Une militante RESF témoigne de sa visite au centre de rétention de Metz à un jeune homme, victime expiatoire des accords de réadmission européens (dits « Dublin III ») des demandeurs d’asile, après une violente tentative d’expulsion…

source : Charlie Hebdo

Jeudi 27 février, visite à un jeune Kosovar « Dublin III » Hongrie.

Gary (prénom d'emprunt), 23 ans, ne peut demander l’asile en France puisqu’il est passé par la frontière serbo-hongroise avant d’arriver ici et qu’on l’accuse d’avoir déposé une demande d’asile chez les Magyars. Il est enfermé au centre de rétention administrative (CRA) de Metz depuis le 12 février. Il y a été transféré après avoir refusé d’embarquer la veille depuis l’aéroport de Bâle-Mulhouse. Son placement en rétention a été confirmé par le juge des libertés et de la détention le 17 février pour vingt jours. Au cours de ce délai, mais avant le 12 mars, date échéance des six mois après lesquels ce renvoi ne serait plus légalement possible, et selon une décision du préfet du Doubs, contestée en vain devant le tribunal administratif, Gary, terrifié à l’idée de revivre là-bas ce qu’il a déjà subi, peut et risque d’être renvoyé en Hongrie.

Mercredi 26 février, donc, aux petites heures, la police aux frontières (PAF) le transfère vers l’aéroport de Roissy pour l’embarquer vers Budapest. Il tente de m’appeler vers 9 h 45, depuis les locaux de la police de l’aéroport. Je l’aurai plusieurs fois au téléphone jusqu’à 11 heures ; il répète qu’il ne veut pas partir. La PAF lui a dit que s’il n’acceptait pas de grimper dans l’avion de son plein gré, il serait mis dans un vol le lendemain, menotté, scotché et bâillonné. Il continue à refuser. À ce moment, je perds son contact: son portable bascule systématiquement sur messagerie. J’ai peur qu’il ait été embarqué de force dans l’avion.

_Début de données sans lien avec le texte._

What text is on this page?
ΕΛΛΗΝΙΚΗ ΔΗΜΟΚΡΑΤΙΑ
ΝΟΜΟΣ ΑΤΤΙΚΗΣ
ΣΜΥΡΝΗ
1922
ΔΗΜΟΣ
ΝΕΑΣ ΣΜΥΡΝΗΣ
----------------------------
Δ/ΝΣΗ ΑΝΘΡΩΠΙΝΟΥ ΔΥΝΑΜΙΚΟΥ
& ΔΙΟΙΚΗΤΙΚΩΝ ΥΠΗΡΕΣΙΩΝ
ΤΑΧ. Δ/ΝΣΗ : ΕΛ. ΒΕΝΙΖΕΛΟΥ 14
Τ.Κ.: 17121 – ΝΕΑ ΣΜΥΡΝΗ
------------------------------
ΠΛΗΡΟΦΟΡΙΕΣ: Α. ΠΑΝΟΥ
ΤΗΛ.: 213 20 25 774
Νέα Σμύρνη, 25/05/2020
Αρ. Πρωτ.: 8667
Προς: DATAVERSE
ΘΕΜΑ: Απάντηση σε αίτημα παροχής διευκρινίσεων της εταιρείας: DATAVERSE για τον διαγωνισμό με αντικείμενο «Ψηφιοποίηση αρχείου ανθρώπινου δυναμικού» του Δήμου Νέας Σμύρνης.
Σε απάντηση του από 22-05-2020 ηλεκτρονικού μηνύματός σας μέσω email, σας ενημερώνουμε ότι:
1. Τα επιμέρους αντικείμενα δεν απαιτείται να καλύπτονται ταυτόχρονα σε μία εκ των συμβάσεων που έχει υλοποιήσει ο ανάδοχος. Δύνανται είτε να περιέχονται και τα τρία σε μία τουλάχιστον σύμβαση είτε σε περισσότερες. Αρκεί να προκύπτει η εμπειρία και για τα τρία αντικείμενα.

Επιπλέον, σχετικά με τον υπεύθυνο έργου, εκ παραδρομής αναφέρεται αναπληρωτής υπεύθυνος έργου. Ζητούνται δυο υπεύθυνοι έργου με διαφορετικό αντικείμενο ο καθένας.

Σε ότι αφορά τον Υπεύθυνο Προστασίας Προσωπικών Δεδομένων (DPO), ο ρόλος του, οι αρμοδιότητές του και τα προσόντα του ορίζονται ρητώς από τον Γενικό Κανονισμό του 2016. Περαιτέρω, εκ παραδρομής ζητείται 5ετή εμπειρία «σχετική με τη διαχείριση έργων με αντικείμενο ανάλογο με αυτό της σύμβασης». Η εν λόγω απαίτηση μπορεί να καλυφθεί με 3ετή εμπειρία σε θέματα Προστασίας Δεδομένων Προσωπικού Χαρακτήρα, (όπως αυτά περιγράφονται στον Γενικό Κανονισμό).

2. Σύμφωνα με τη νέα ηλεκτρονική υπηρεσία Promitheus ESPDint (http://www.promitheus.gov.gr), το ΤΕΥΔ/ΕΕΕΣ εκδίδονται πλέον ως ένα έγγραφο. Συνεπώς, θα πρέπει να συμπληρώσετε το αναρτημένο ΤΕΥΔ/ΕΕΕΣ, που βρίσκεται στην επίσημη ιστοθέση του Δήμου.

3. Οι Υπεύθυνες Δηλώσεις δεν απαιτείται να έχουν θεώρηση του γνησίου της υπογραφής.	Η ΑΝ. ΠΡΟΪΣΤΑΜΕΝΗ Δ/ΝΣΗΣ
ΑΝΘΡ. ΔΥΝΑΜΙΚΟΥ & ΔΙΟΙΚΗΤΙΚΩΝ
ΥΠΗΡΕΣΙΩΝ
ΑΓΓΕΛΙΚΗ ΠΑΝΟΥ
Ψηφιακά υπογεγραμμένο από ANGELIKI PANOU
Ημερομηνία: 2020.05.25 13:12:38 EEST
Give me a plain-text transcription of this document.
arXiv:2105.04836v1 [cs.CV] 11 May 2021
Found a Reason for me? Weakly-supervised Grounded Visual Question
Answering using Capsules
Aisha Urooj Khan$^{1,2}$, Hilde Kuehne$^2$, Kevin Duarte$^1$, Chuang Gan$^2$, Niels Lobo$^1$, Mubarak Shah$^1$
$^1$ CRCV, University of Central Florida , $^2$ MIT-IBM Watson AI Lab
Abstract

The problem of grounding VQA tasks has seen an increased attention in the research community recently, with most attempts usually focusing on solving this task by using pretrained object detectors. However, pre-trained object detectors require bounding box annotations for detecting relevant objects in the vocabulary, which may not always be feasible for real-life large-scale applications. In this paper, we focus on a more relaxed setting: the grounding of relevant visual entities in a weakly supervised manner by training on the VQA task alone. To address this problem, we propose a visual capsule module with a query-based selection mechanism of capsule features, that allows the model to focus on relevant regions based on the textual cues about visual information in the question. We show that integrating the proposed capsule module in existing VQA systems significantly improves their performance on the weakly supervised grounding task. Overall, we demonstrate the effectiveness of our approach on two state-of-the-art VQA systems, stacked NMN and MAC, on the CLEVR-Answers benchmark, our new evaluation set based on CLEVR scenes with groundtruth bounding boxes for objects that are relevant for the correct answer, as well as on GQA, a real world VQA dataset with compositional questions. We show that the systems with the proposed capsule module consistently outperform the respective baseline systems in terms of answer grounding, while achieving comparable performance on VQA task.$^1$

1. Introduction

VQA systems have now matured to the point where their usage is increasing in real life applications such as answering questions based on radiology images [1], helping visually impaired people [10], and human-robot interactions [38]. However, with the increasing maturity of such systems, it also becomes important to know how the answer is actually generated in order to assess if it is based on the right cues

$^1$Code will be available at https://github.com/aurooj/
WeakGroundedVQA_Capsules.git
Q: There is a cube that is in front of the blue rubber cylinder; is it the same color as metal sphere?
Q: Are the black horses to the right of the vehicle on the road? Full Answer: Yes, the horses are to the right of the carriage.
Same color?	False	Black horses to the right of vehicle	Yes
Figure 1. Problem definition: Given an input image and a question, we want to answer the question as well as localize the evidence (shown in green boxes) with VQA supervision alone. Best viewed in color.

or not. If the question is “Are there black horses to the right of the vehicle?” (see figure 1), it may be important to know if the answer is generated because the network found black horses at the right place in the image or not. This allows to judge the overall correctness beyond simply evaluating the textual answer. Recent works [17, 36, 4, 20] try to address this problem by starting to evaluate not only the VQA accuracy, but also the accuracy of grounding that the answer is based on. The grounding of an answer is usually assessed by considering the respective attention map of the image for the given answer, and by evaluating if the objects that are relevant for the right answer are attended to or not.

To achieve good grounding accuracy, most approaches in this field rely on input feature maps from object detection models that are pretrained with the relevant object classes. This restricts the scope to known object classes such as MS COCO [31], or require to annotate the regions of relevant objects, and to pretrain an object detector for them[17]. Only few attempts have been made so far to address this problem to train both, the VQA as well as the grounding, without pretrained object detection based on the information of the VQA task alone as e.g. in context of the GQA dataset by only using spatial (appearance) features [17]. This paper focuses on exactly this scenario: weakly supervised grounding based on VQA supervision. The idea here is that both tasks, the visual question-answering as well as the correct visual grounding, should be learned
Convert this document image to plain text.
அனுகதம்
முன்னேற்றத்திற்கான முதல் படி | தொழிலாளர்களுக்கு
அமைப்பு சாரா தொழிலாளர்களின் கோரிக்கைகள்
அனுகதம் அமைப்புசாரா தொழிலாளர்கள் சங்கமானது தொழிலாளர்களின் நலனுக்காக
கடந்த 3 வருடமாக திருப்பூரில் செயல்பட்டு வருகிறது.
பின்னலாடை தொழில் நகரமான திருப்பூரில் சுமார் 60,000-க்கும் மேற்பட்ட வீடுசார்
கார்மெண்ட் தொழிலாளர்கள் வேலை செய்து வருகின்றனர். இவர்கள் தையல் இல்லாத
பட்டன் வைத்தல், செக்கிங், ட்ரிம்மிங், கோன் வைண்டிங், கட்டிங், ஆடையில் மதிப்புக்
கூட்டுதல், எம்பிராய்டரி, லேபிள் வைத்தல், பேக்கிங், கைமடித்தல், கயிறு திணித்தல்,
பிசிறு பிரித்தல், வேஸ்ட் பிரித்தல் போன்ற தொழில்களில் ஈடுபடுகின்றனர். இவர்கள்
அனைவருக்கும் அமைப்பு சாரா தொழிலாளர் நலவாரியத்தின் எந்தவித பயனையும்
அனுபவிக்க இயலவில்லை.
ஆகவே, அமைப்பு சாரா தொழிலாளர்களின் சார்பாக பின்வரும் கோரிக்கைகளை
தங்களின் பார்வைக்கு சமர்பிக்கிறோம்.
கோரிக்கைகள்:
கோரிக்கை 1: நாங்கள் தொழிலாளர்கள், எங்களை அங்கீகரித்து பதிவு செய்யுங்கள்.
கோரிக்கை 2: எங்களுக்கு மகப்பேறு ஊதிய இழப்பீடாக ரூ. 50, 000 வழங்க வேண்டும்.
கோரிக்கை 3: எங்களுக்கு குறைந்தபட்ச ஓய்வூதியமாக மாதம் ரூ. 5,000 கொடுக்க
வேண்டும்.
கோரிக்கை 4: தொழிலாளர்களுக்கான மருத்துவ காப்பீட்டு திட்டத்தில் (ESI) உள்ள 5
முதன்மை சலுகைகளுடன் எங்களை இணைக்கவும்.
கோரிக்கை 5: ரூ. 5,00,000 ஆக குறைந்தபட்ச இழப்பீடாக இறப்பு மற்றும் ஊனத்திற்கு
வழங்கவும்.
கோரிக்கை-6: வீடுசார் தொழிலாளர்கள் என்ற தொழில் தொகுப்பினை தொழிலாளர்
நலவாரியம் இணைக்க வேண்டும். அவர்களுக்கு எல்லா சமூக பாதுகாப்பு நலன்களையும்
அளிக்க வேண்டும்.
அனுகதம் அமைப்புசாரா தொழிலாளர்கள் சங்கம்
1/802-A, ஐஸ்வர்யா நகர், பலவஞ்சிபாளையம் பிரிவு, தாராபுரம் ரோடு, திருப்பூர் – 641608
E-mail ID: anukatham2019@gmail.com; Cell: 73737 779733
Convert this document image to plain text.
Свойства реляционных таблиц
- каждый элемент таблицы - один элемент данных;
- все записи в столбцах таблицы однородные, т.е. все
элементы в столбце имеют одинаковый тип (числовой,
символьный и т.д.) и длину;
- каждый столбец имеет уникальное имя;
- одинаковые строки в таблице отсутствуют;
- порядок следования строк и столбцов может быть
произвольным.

Je ne retrouve son contact qu’à 18 heures: Gary est de retour au CRA de Metz et me raconte ce qui s’est passé.

Après l’avoir laissé seul dans une pièce des locaux de la police de Roissy, la PAF est revenue, l’a menotté dans le dos et lui a sanglé les jambes. Gary est alors soulevé par les bras et chargé dans un fauteuil dans lequel on le pousse vers une voiture. Les menottes lui font mal, il ne peut bouger ni bras ni jambes. Il se frappe alors violemment la tête contre la poignée située au-dessus de la vitre de la portière. Arrivé près de l’avion, il est descendu de la voiture de police, réinstallé dans le fauteuil, qu’on pousse vers l’escalier d’embarquement. Il a le temps de voir que l’avion appartient à une compagnie française et que des passagers débarquent de l’avion par l’autre porte.

Le pilote est au-dessus de l’escalier. Gary, lui, est au pied, assis dans le fauteuil roulant. Il se frappe à nouveau violemment la tête contre le bord métallique de l’escalier, se fait très mal et sombre dans une forme d’inconscience. Il ne peut plus parler, il a la mâchoire comme paralysée. Il peut tout juste essayer d’articuler « problème, problème »… On le ramène à la voiture et on lui enfile alors une sorte de casque rembourré aux tempes et un masque, pour éviter qu’il se fracasse la tête une nouvelle fois. Il est toujours menotté dans le dos et le restera jusqu’à l’arrivée à Metz (six heures au total). Ses mains sont enflées et le font terriblement souffrir, et les flics trouvent très drôle d’imiter sa plainte quasi inaudible :« problème, problème » ! Il n’a pas vu de médecin, alors qu’il a de violents maux de tête, et même le soir, au CRA, alors que nous l’avons demandé par téléphone, la police du service de nuit n’intervient pas auprès de lui. Il ne voit le médecin du CRA que vendredi 28 février, soit le surlendemain, et celui-ci (qui ne vient que deux jours par semaine) refuse que Gary lui parle de ses problèmes et fasse appel à nous pour traduire. Il lui donne royalement un demi-comprimé d’il ne sait pas quoi, rien de plus (sans doute craint-on qu’il passe à l’acte suicidaire, et il vaut donc mieux qu’il souffre mille maux sans médicament pour les atténuer !).
Lorsque je l’ai rencontré, jeudi 27 février, la visite n’a duré qu’une demi-heure (c’est la loi), dans une pièce vide — juste quatre chaises fixées à une table métallique — avec trois flics derrière la porte, en observation. Auparavant, j’ai dû franchir une barrière extérieure au CRA (où mes papiers ont été contrôlés), puis longer à pied pendant 400 mètres le mur d’enceinte et ses miradors, avant de passer une grille verrouillée, de descendre un escalier et d’entrer dans un bâtiment, sous escorte policière qui m’a fouillée et pris mon téléphone, mes clés, mon sac, mon porte-monnaie… Gary était comme à son habitude, souriant et calme, heureux de ma visite et des témoignages d’amitié que je lui apportais de la part de toutes et tous. Je lui avais apporté du chocolat et des biscuits, car seule la nourriture emballée est autorisée. Son visage était rouge, en particulier son front, mais ne portait pas de traces noires de coups. Ses mains avaient désenflé. Il a répondu à toutes mes questions et m’a raconté en détail le cauchemar du mardi précédent…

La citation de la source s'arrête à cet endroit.